Given a regular data grid that is a logical 0-1 matrix, the areamat function returns the area corresponding to the true, or 1, elements. The input data grid can be a logical statement, such as (topo>0), which is 1 everywhere that topo is greater than 0 meters, and 0 everywhere else. This is an illustration of that matrix:

This calculation is based on the areaquad function and is therefore limited only by the granularity of the cellular data.

Examples

load topo
area = areamat((topo>127),topolegend)

area =
    0.2411

Approximately 24% of the Earth has an altitude greater than 127 meters. What is the surface area of this portion of the Earth in square kilometers if a spherical ellipsoid is assumed? (Use the almanac function with the sphere as its reference body.)
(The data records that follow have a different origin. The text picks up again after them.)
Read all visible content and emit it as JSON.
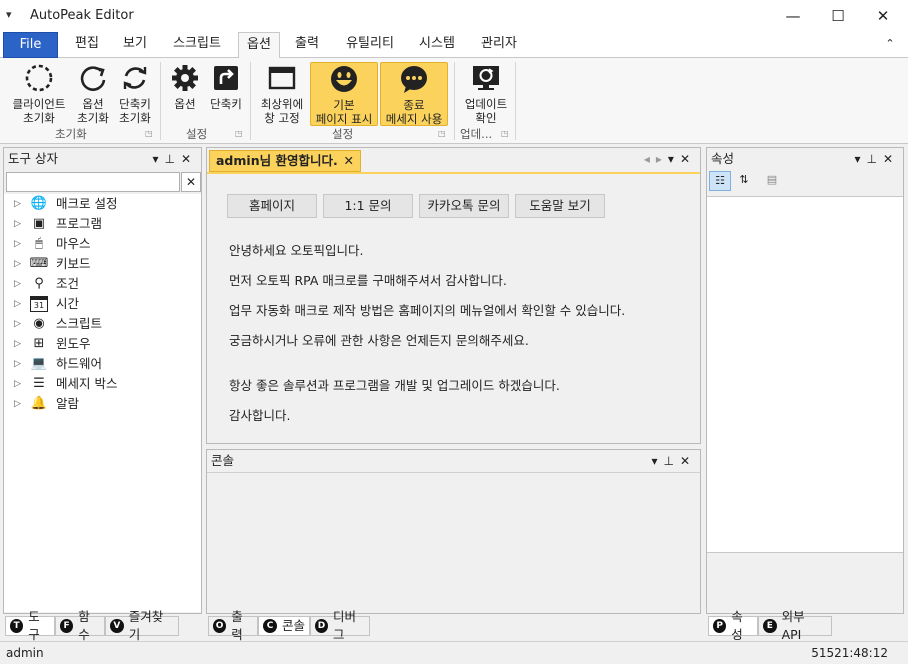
{
  "window": {
    "title": "AutoPeak Editor",
    "qa_icon": "quick-access-dropdown",
    "minimize": "—",
    "maximize": "☐",
    "close": "✕"
  },
  "tabs": [
    "File",
    "편집",
    "보기",
    "스크립트",
    "옵션",
    "출력",
    "유틸리티",
    "시스템",
    "관리자"
  ],
  "active_tab": "옵션",
  "ribbon": {
    "groups": [
      {
        "label": "초기화",
        "buttons": [
          {
            "line1": "클라이언트",
            "line2": "초기화",
            "icon": "dashed-circle-icon"
          },
          {
            "line1": "옵션",
            "line2": "초기화",
            "icon": "refresh-icon"
          },
          {
            "line1": "단축키",
            "line2": "초기화",
            "icon": "sync-icon"
          }
        ]
      },
      {
        "label": "설정",
        "buttons": [
          {
            "line1": "옵션",
            "line2": "",
            "icon": "gear-icon"
          },
          {
            "line1": "단축키",
            "line2": "",
            "icon": "shortcut-icon"
          }
        ]
      },
      {
        "label": "설정",
        "buttons": [
          {
            "line1": "최상위에",
            "line2": "창 고정",
            "icon": "window-icon"
          },
          {
            "line1": "기본",
            "line2": "페이지 표시",
            "icon": "smiley-icon"
          },
          {
            "line1": "종료",
            "line2": "메세지 사용",
            "icon": "chat-bubble-icon"
          }
        ]
      },
      {
        "label": "업데...",
        "buttons": [
          {
            "line1": "업데이트",
            "line2": "확인",
            "icon": "monitor-refresh-icon"
          }
        ]
      }
    ]
  },
  "toolbox": {
    "title": "도구 상자",
    "search_placeholder": "",
    "clear": "✕",
    "items": [
      {
        "label": "매크로 설정",
        "icon": "globe-icon",
        "glyph": "🌐"
      },
      {
        "label": "프로그램",
        "icon": "cursor-icon",
        "glyph": "▣"
      },
      {
        "label": "마우스",
        "icon": "mouse-icon",
        "glyph": "🖱"
      },
      {
        "label": "키보드",
        "icon": "keyboard-icon",
        "glyph": "⌨"
      },
      {
        "label": "조건",
        "icon": "condition-icon",
        "glyph": "⚲"
      },
      {
        "label": "시간",
        "icon": "calendar-icon",
        "glyph": "31"
      },
      {
        "label": "스크립트",
        "icon": "script-icon",
        "glyph": "◉"
      },
      {
        "label": "윈도우",
        "icon": "windows-icon",
        "glyph": "⊞"
      },
      {
        "label": "하드웨어",
        "icon": "laptop-icon",
        "glyph": "💻"
      },
      {
        "label": "메세지 박스",
        "icon": "message-box-icon",
        "glyph": "☰"
      },
      {
        "label": "알람",
        "icon": "bell-icon",
        "glyph": "🔔"
      }
    ],
    "bottom_tabs": [
      {
        "key": "T",
        "label": "도구"
      },
      {
        "key": "F",
        "label": "함수"
      },
      {
        "key": "V",
        "label": "즐겨찾기"
      }
    ]
  },
  "doc": {
    "tab_title": "admin님 환영합니다.",
    "buttons": [
      "홈페이지",
      "1:1 문의",
      "카카오톡 문의",
      "도움말 보기"
    ],
    "lines": [
      "안녕하세요 오토픽입니다.",
      "먼저 오토픽 RPA 매크로를 구매해주셔서 감사합니다.",
      "업무 자동화 매크로 제작 방법은 홈페이지의 메뉴얼에서 확인할 수 있습니다.",
      "궁금하시거나 오류에 관한 사항은 언제든지 문의해주세요.",
      "항상 좋은 솔루션과 프로그램을 개발 및 업그레이드 하겠습니다.",
      "감사합니다."
    ]
  },
  "console": {
    "title": "콘솔",
    "bottom_tabs": [
      {
        "key": "O",
        "label": "출력"
      },
      {
        "key": "C",
        "label": "콘솔"
      },
      {
        "key": "D",
        "label": "디버그"
      }
    ]
  },
  "properties": {
    "title": "속성",
    "bottom_tabs": [
      {
        "key": "P",
        "label": "속성"
      },
      {
        "key": "E",
        "label": "외부 API"
      }
    ]
  },
  "status": {
    "user": "admin",
    "time": "51521:48:12"
  },
  "colors": {
    "file_tab": "#2b63c6",
    "highlight": "#fbd35c"
  }
}
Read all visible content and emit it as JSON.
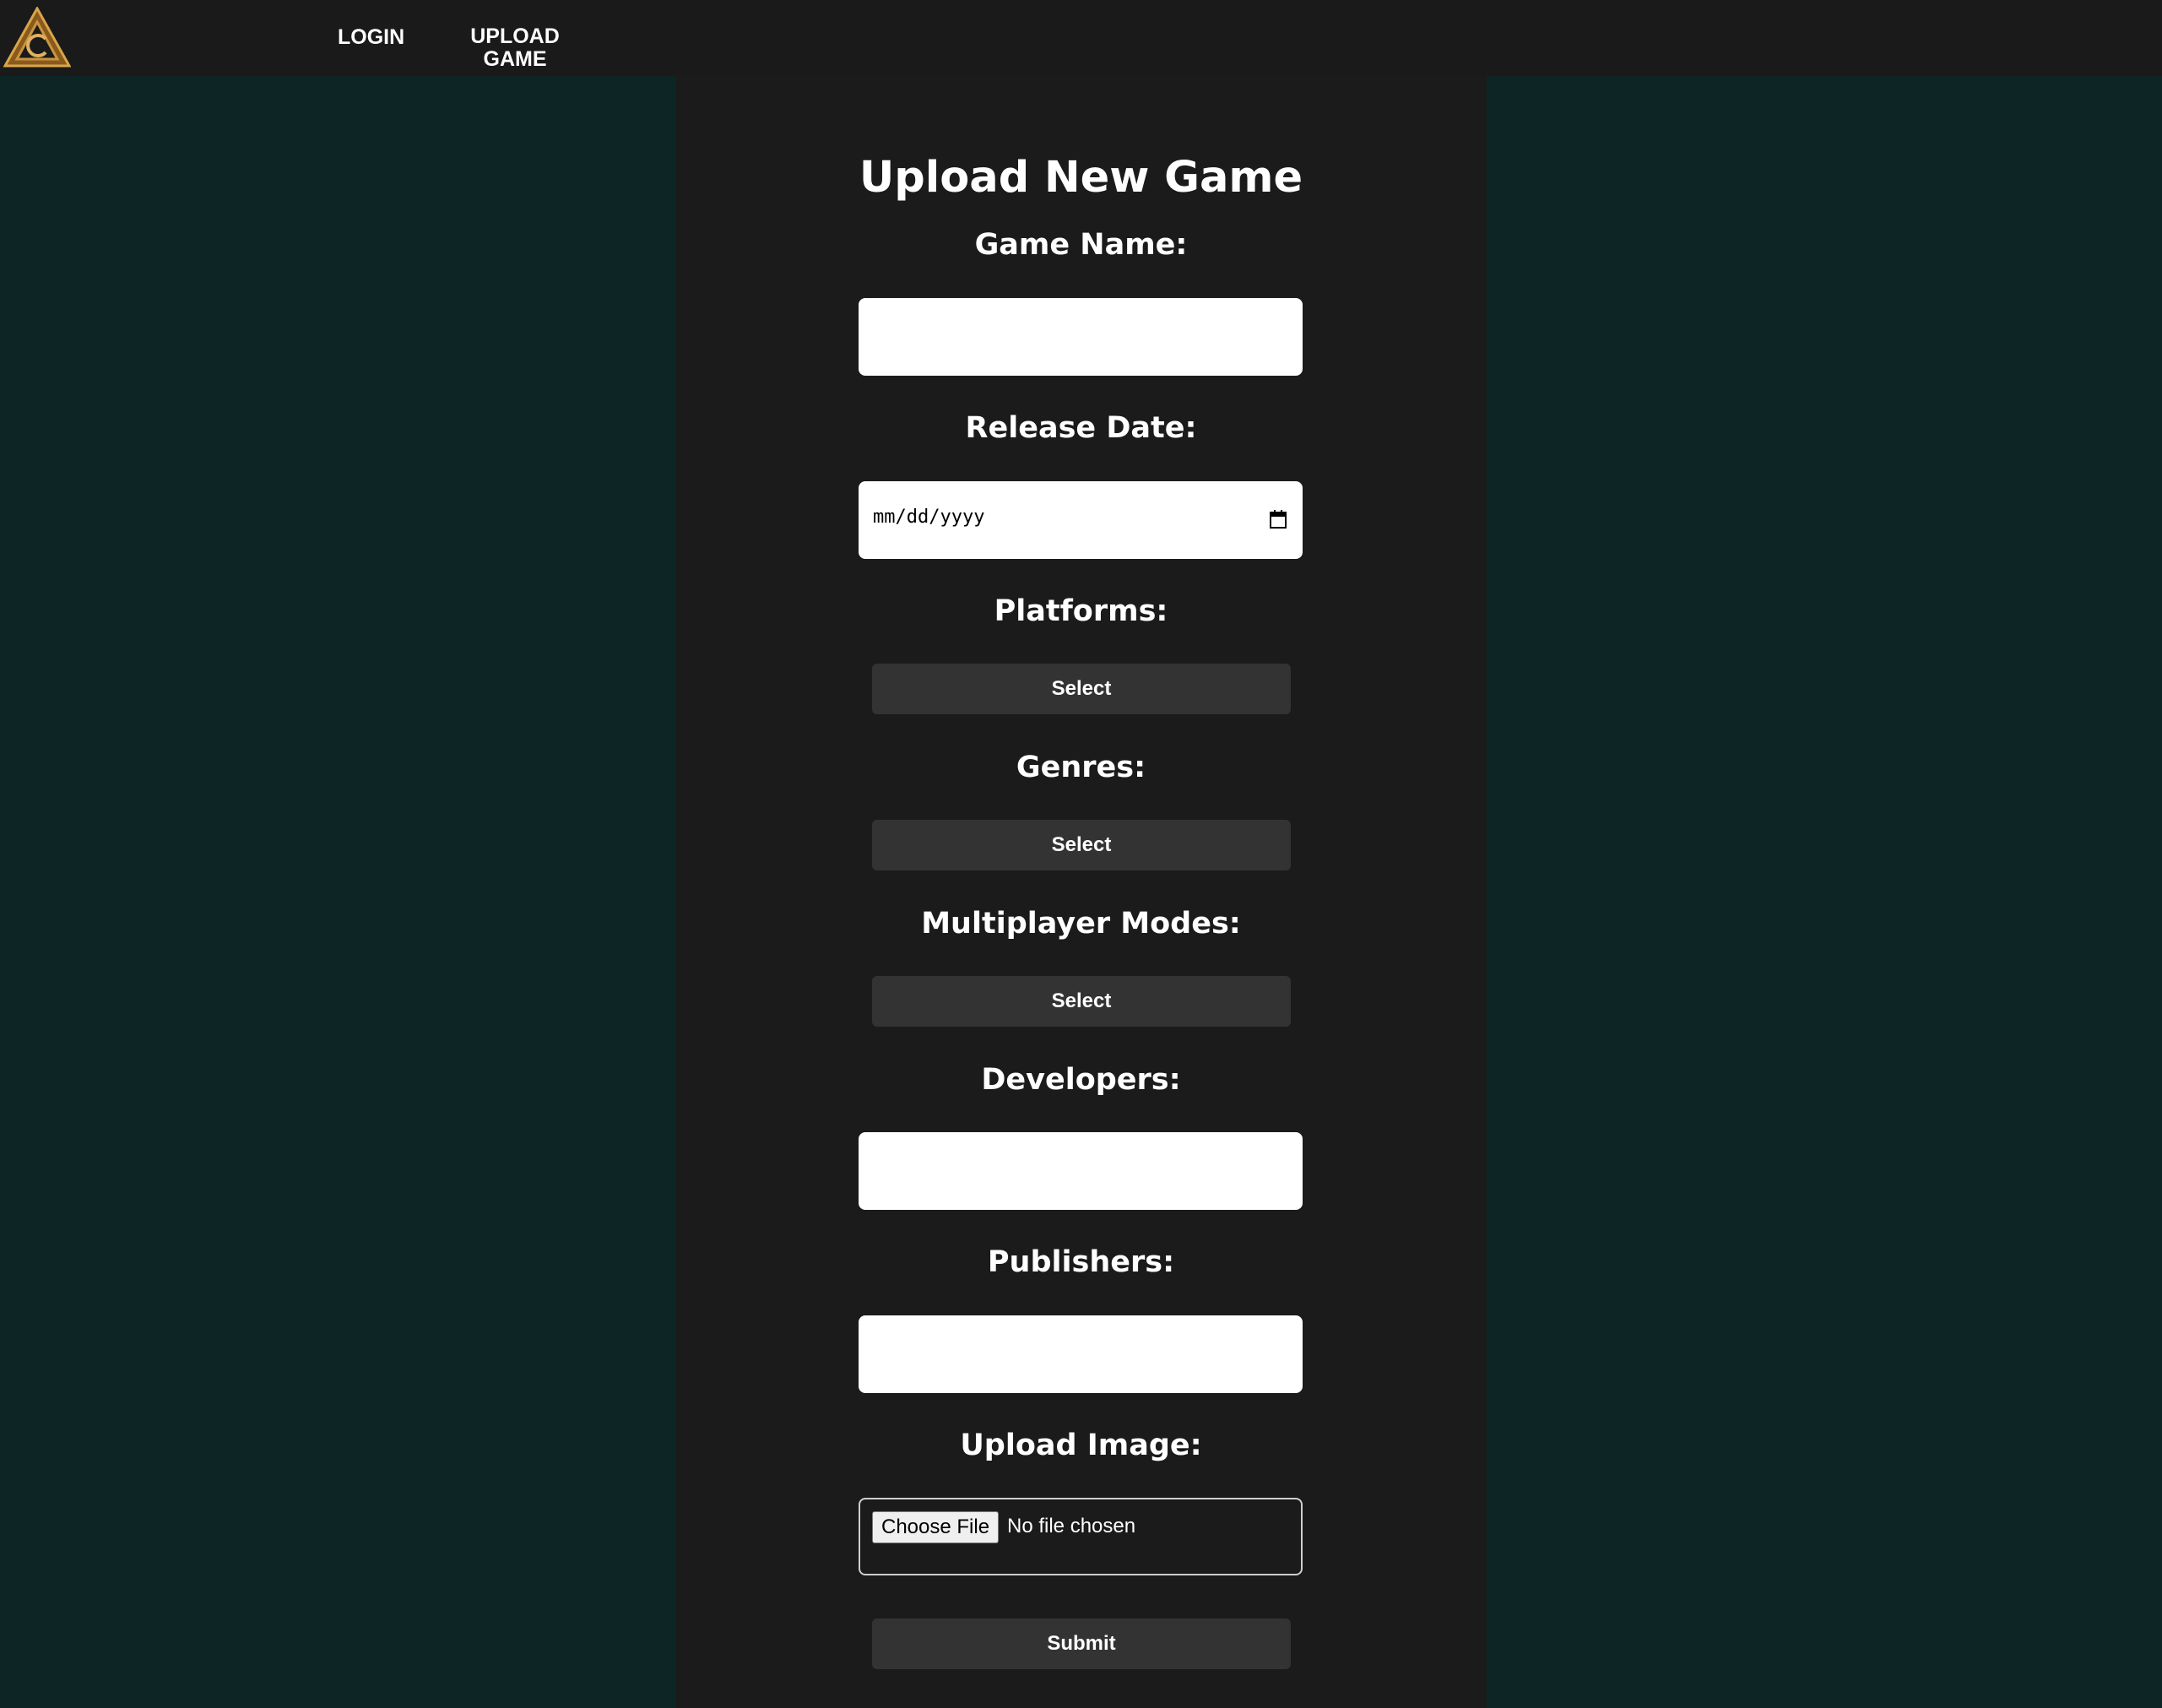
{
  "nav": {
    "logo_icon": "triangle-logo-icon",
    "login_label": "LOGIN",
    "upload_line1": "UPLOAD",
    "upload_line2": "GAME"
  },
  "form": {
    "title": "Upload New Game",
    "game_name_label": "Game Name:",
    "game_name_value": "",
    "release_date_label": "Release Date:",
    "release_date_placeholder": "mm/dd/yyyy",
    "platforms_label": "Platforms:",
    "platforms_select": "Select",
    "genres_label": "Genres:",
    "genres_select": "Select",
    "multiplayer_label": "Multiplayer Modes:",
    "multiplayer_select": "Select",
    "developers_label": "Developers:",
    "developers_value": "",
    "publishers_label": "Publishers:",
    "publishers_value": "",
    "upload_image_label": "Upload Image:",
    "choose_file_label": "Choose File",
    "no_file_text": "No file chosen",
    "submit_label": "Submit"
  },
  "colors": {
    "background": "#0d2524",
    "panel": "#1b1b1b",
    "navbar": "#1a1a1a",
    "button": "#333333",
    "logo_gold": "#c9953f"
  }
}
earthgeoid = almanac('earth','ellipsoid','km','sphere');
area = areamat((topo>127),topolegend,earthgeoid)

area =
   1.2299e+08

To illustrate the cellarea output, consider a smaller map:

BW = ones(9,18);
refvec = [.05 90 0] % each cell 20x20 degrees
[area,cellarea] = areamat(BW,refvec)

area =
    1.0000
cellarea =
    0.0017
    0.0048
    0.0074
    0.0091
    0.0096
    0.0091
    0.0074
    0.0048
    0.0017

Each entry of cellarea represents the portion of the unit sphere's total area a cell in that row of BW would contribute. Since the column extends from pole to pole in this case, it is symmetric.